— Во всяком случае она не в состоянии взяться сразу за две роли. Так что ей придется предоставить какому-нибудь меццо-сопрано исполнять в операх ее партии.
— У нас есть некая Корилла, предлагающая свои услуги, красивейшее существо в мире.
— Ваше сиятельство уже видели ее?
— В первый же день ее приезда. Но слышать ее не слышал: она была больна.
— Вы сейчас услышите ученицу Порпоры и, не задумываясь, отдадите ей предпочтение.
— Очень возможно. И признаюсь даже, что ее лицо менее красивое, чем у той, мне кажется более приятным. У нее очень кроткий и приличный вид. Но мое предпочтение ничего не даст бедняжке! Ей надо понравиться госпоже Тези, не раздражая в то же время госпожу Гольцбауэр, а до сих пор, несмотря на нежнейшую дружбу этих двух дам, все, что одобряла одна, энергично отвергала другая.

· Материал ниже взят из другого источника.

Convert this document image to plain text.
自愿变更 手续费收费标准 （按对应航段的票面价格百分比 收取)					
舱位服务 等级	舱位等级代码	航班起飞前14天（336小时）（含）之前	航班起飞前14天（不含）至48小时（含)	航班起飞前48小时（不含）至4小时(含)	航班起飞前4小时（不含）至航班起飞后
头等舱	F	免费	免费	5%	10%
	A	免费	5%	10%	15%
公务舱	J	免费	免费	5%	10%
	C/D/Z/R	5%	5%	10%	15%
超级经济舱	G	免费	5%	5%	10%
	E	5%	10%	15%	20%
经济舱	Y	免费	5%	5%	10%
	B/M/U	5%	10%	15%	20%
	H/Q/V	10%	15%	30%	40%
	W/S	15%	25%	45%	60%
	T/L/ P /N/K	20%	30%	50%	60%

— Да, трудное решение! Тяжкая задача! — проговорила несколько иронически принцесса, видя, какое значение придают два государственных мужа закулисным интригам. — Наша маленькая любимица против госпожи Кориллы. Бьюсь об заклад, что господин Кафариэлло положит свою шпагу на одну из чашек весов. Когда Консуэло спела, все в один голос заявили, что со времен г-жи Гассе не слыхали ничего подобного, а г-н фон Кауниц, подойдя к ней, торжественно произнес:
— Сударыня, вы поете лучше госпожи Тези. Но да будет это сказано вам всеми нами по секрету, ибо, если подобное мнение выйдет за пределы этого дома, вы пропали: вам в этом сезоне не дебютировать у нас. Будьте же осторожны, очень осторожны, — прибавил он, понижая голос и усаживаясь подле нее. — Придется вам преодолеть большие препятствия, и победительницей вы можете стать, только проявив много ловкости.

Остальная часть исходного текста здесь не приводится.